A common source of financing employed in the upstream sector is reserve-based lending (RBL), which enables the raising of debt across a number of assets at various development stages and retention of a degree of operational flexibility. Structures have developed differently between the longer standing North American markets and those financed internationally. This product is often used in a refinancing context.
The key features of RBL in an international project context are:
- Commercial banks make funds available to cover capital expenditure, operating expenditure and the development costs of a number of specified assets (in doing so they spread the risk) and for general corporate or working capital purposes. In addition, drawings may cover the refinancing of existing equity/debt (including bridge financing) or the finance of an acquisition.
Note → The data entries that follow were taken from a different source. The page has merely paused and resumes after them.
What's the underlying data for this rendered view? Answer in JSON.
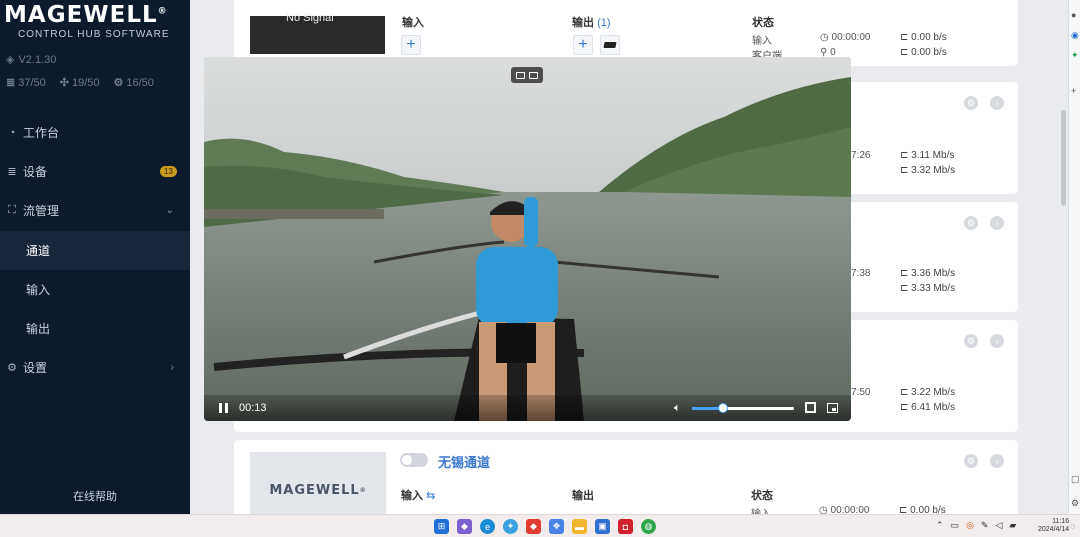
{
  "sidebar": {
    "brand": "MAGEWELL",
    "brand_mark": "®",
    "subtitle": "CONTROL HUB SOFTWARE",
    "version": "V2.1.30",
    "stats": {
      "devices": "37/50",
      "channels": "19/50",
      "streams": "16/50"
    },
    "nav": {
      "dashboard": "工作台",
      "devices": "设备",
      "devices_badge": "13",
      "stream_mgmt": "流管理",
      "channels": "通道",
      "inputs": "输入",
      "outputs": "输出",
      "settings": "设置"
    },
    "help": "在线帮助"
  },
  "cards": {
    "top": {
      "thumb_text": "No Signal",
      "input_label": "输入",
      "output_label": "输出",
      "output_count": "(1)",
      "status_label": "状态",
      "status_input": "输入",
      "status_client": "客户端",
      "input_time": "00:00:00",
      "client_count": "0",
      "rate_in": "0.00 b/s",
      "rate_out": "0.00 b/s"
    },
    "card2": {
      "time": "7:26",
      "rate_in": "3.11 Mb/s",
      "rate_out": "3.32 Mb/s"
    },
    "card3": {
      "time": "7:38",
      "rate_in": "3.36 Mb/s",
      "rate_out": "3.33 Mb/s"
    },
    "card4": {
      "time": "7:50",
      "rate_in": "3.22 Mb/s",
      "rate_out": "6.41 Mb/s"
    },
    "bottom": {
      "brand": "MAGEWELL",
      "brand_mark": "®",
      "name": "无锡通道",
      "input_label": "输入",
      "input_icon": "⇆",
      "output_label": "输出",
      "status_label": "状态",
      "status_input": "输入",
      "input_time": "00:00:00",
      "rate_in": "0.00 b/s"
    }
  },
  "player": {
    "time": "00:13",
    "volume": 0.3
  },
  "taskbar": {
    "time": "11:16",
    "date": "2024/4/14"
  },
  "colors": {
    "sidebar_bg": "#0c1a2b",
    "accent": "#3a78d0",
    "badge": "#c99a1e"
  }
}
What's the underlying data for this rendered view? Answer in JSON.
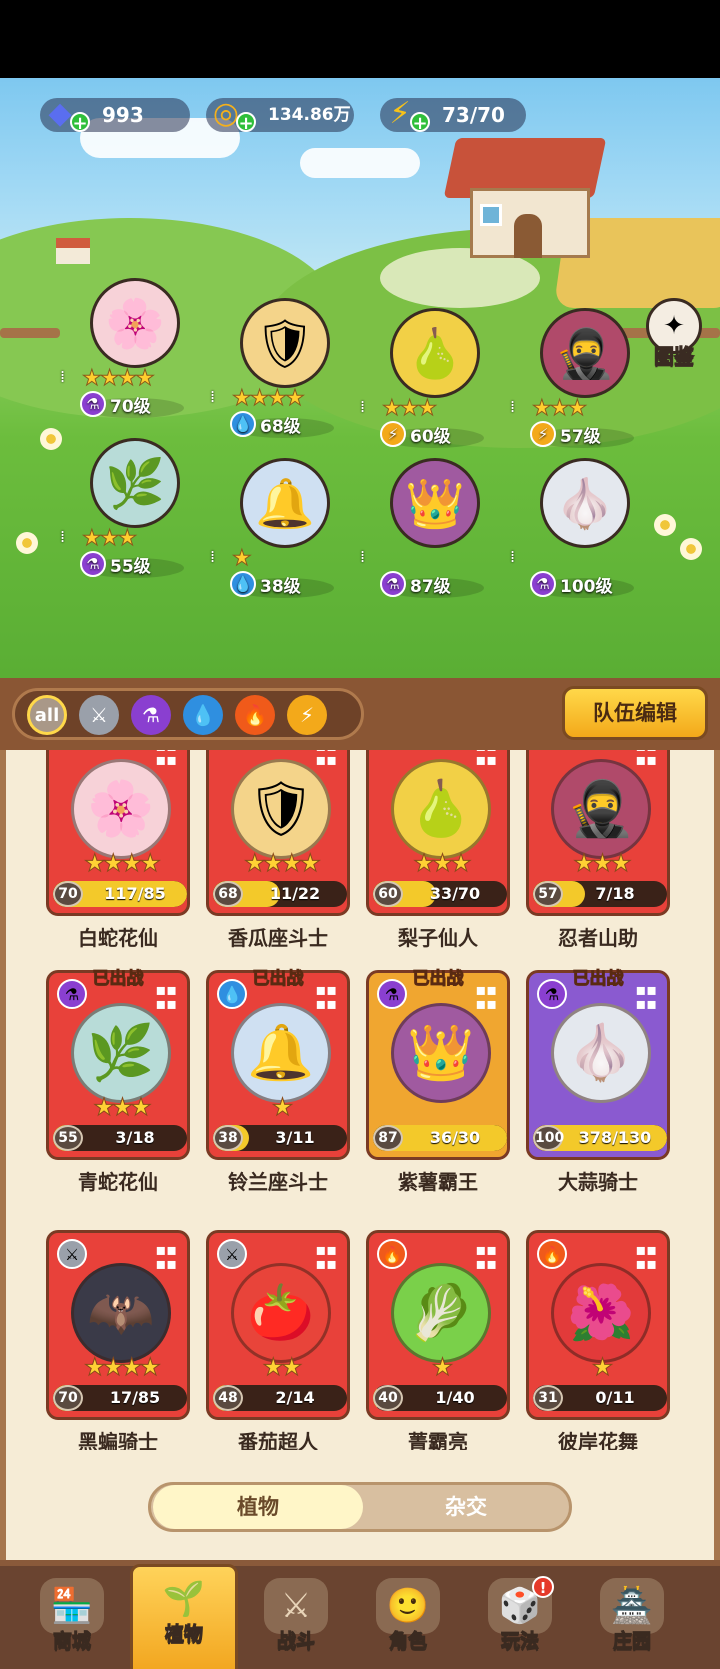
{
  "resources": {
    "gems": "993",
    "coins": "134.86万",
    "energy": "73/70"
  },
  "codex": {
    "label": "图鉴"
  },
  "team": [
    {
      "level": "70级",
      "element": "poison",
      "stars": "★★★★",
      "icon": "serpent-fairy-icon"
    },
    {
      "level": "68级",
      "element": "water",
      "stars": "★★★★",
      "icon": "warrior-icon"
    },
    {
      "level": "60级",
      "element": "thunder",
      "stars": "★★★",
      "icon": "ninja-pear-icon"
    },
    {
      "level": "57级",
      "element": "thunder",
      "stars": "★★★",
      "icon": "ninja-icon"
    },
    {
      "level": "55级",
      "element": "poison",
      "stars": "★★★",
      "icon": "green-fairy-icon"
    },
    {
      "level": "38级",
      "element": "water",
      "stars": "★",
      "icon": "lily-warrior-icon"
    },
    {
      "level": "87级",
      "element": "poison",
      "stars": "",
      "icon": "yam-king-icon"
    },
    {
      "level": "100级",
      "element": "poison",
      "stars": "",
      "icon": "garlic-knight-icon"
    }
  ],
  "filters": {
    "all_label": "all",
    "items": [
      "all",
      "sword",
      "poison",
      "water",
      "fire",
      "thunder"
    ],
    "team_edit": "队伍编辑"
  },
  "cards": [
    {
      "name": "白蛇花仙",
      "level": "70",
      "progress": "117/85",
      "fill": 1.0,
      "stars": "★★★★",
      "deployed": "",
      "element": "",
      "bg": "#e8413a"
    },
    {
      "name": "香瓜座斗士",
      "level": "68",
      "progress": "11/22",
      "fill": 0.5,
      "stars": "★★★★",
      "deployed": "",
      "element": "",
      "bg": "#e8413a"
    },
    {
      "name": "梨子仙人",
      "level": "60",
      "progress": "33/70",
      "fill": 0.47,
      "stars": "★★★",
      "deployed": "",
      "element": "",
      "bg": "#e8413a"
    },
    {
      "name": "忍者山助",
      "level": "57",
      "progress": "7/18",
      "fill": 0.39,
      "stars": "★★★",
      "deployed": "",
      "element": "",
      "bg": "#e8413a"
    },
    {
      "name": "青蛇花仙",
      "level": "55",
      "progress": "3/18",
      "fill": 0.17,
      "stars": "★★★",
      "deployed": "已出战",
      "element": "poison",
      "bg": "#e8413a"
    },
    {
      "name": "铃兰座斗士",
      "level": "38",
      "progress": "3/11",
      "fill": 0.27,
      "stars": "★",
      "deployed": "已出战",
      "element": "water",
      "bg": "#e8413a"
    },
    {
      "name": "紫薯霸王",
      "level": "87",
      "progress": "36/30",
      "fill": 1.0,
      "stars": "",
      "deployed": "已出战",
      "element": "poison",
      "bg": "#f0a630"
    },
    {
      "name": "大蒜骑士",
      "level": "100",
      "progress": "378/130",
      "fill": 1.0,
      "stars": "",
      "deployed": "已出战",
      "element": "poison",
      "bg": "#8a5ad0"
    },
    {
      "name": "黑蝙骑士",
      "level": "70",
      "progress": "17/85",
      "fill": 0.2,
      "stars": "★★★★",
      "deployed": "",
      "element": "sword",
      "bg": "#e8413a"
    },
    {
      "name": "番茄超人",
      "level": "48",
      "progress": "2/14",
      "fill": 0.14,
      "stars": "★★",
      "deployed": "",
      "element": "sword",
      "bg": "#e8413a"
    },
    {
      "name": "菁霸亮",
      "level": "40",
      "progress": "1/40",
      "fill": 0.03,
      "stars": "★",
      "deployed": "",
      "element": "fire",
      "bg": "#e8413a"
    },
    {
      "name": "彼岸花舞",
      "level": "31",
      "progress": "0/11",
      "fill": 0.0,
      "stars": "★",
      "deployed": "",
      "element": "fire",
      "bg": "#e8413a"
    }
  ],
  "toggle": {
    "plants": "植物",
    "hybrid": "杂交"
  },
  "nav": [
    {
      "label": "商城",
      "icon": "shop-icon"
    },
    {
      "label": "植物",
      "icon": "plants-icon",
      "active": true
    },
    {
      "label": "战斗",
      "icon": "battle-icon"
    },
    {
      "label": "角色",
      "icon": "character-icon"
    },
    {
      "label": "玩法",
      "icon": "gameplay-icon",
      "badge": "!"
    },
    {
      "label": "庄园",
      "icon": "manor-icon"
    }
  ],
  "colors": {
    "poison": "#8a3fd0",
    "water": "#2f8fe0",
    "thunder": "#f3a91a",
    "fire": "#f05a1a",
    "sword": "#9aa0aa"
  }
}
- Available loan commitments usually fluctuate on a six monthly basis by reference to the “borrowing base amount”, calculated using the most recently delivered banking case that covers each of the included oil and gas fields and identifies:
- the net present value (NPV) of future cashflows from each field, taking into account their current status (producing, non-producing or undeveloped);
- availability of sponsor collateral
- As commodity prices fluctuate, so too does the available loan commitment. If key ratios are breached, the borrower must prepay a corresponding proportion of its loan.
- RBL lenders consider only proven, and proven and probable reserves (not possible and contingent reserves) and the extent to which projected production figures enable debt service. (“Proven reserves” means those with a 90% (known as a P90) chance of recovery and “proven and probable reserves” constitute those with a 50% (known as a P50) chance of recovery.)
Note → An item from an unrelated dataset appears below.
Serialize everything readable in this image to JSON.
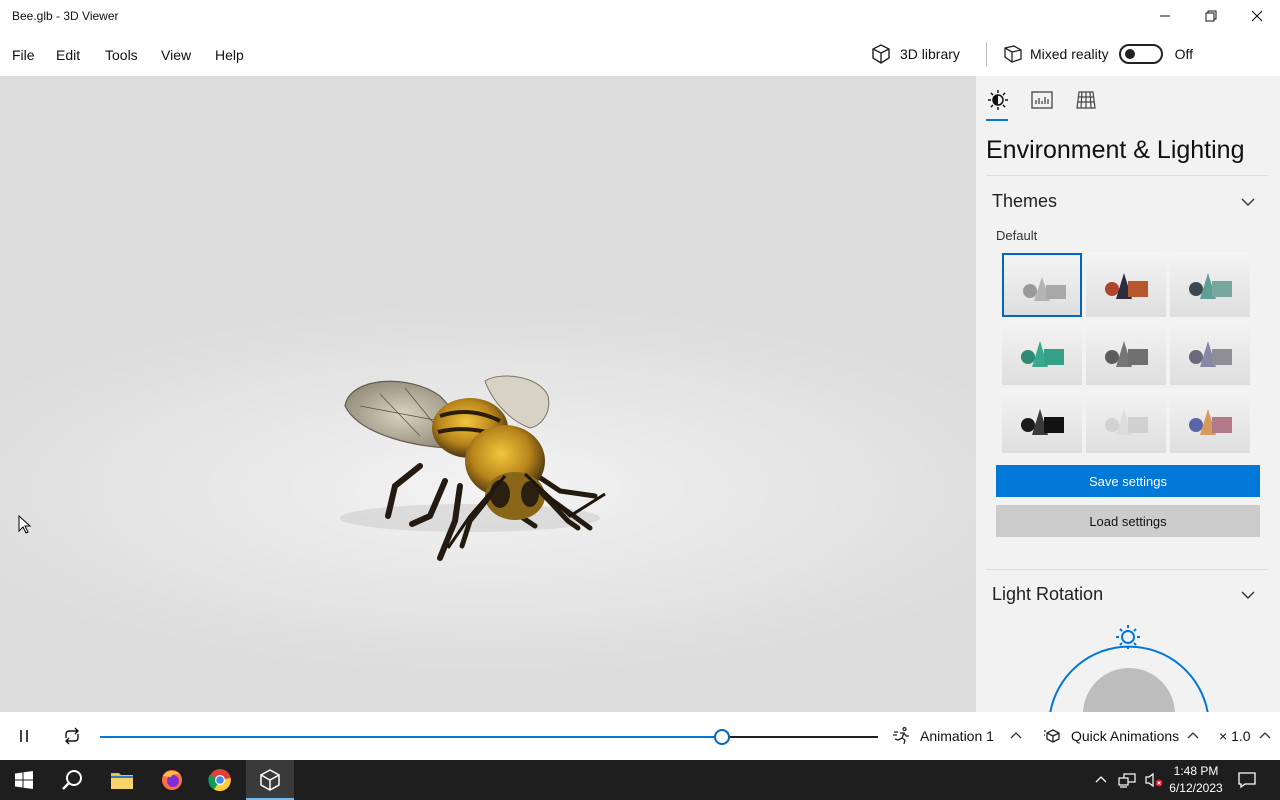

- Banks typically require:
- loan tenors to match production profiles as lenders seek full repayment by the earlier of Reserves Tail Date and a short-to-medium term maturity of five to seven years;
- fixed amortization schedule and prepayment of cash (a cash sweep) to the extent that the outstandings of a loan facility exceed the borrowing base amount;
- restrictions on further indebtedness;
- security including over borrower shares, collection and collateral accounts, borrower and group assets (including licenses, JOAs, production sharing contracts, project documents), accounts, insurances, hedge agreements, cross-guarantees by the companies owning the relevant assets; and
- an ability to add, or dispose of, the field assets on which the borrowing base is founded, subject to various conditions being met, including in relation to the provision of security and ability to service debt.
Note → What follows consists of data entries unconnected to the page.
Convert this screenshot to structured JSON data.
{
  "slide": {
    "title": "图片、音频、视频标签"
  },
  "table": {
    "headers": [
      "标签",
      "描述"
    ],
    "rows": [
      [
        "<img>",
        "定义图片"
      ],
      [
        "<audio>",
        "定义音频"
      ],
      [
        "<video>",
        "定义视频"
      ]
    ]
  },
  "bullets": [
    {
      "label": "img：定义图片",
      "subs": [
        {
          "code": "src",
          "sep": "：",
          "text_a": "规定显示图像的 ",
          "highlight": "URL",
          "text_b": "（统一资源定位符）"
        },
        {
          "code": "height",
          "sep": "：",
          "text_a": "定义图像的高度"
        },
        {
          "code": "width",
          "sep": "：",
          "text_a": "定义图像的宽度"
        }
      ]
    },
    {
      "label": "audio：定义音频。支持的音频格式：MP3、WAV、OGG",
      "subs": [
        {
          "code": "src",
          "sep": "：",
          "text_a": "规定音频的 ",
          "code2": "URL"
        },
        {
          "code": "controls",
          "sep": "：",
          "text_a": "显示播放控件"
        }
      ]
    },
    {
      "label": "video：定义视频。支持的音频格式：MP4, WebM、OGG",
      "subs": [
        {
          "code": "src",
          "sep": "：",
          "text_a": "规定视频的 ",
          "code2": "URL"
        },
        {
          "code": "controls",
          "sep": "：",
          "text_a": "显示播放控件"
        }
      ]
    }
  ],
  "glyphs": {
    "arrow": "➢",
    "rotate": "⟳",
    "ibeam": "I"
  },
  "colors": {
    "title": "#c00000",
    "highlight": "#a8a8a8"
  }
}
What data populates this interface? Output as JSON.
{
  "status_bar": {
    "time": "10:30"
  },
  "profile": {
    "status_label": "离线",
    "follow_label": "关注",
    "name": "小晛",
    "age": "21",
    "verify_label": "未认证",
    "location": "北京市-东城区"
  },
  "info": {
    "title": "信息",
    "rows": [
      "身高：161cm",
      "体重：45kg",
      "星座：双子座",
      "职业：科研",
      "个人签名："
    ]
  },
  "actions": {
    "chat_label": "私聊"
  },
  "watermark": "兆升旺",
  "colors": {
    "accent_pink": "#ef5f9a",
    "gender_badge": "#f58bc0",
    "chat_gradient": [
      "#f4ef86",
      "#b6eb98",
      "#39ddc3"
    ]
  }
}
- Sponsor support may be required in the event that the offtake arrangements do not match the field’s production capacity and, in a gas field context, long term gas sale and purchase agreements are usually required.
- RBL pricing can be favorable if used in the later, less risky stages of an upstream project.
And yet similar arrangements can be negociated for exploration, whereby the proven and probable reserves (the assets) of the company play the role of collateral. And in the case of ALVERADA, which can manage the finances of several oil&gas E&P firms, we will negociate loans for a company by offering as collateral assets of other firms within our portfolio. This is a great way of transfering money across jurisdictions and opening up opportunities in places that don’t have access to capital, but poses world-class reservoirs.
Usually reserves are certified by other independent (and reputable) consulting firms that will issue a Competent Person Report.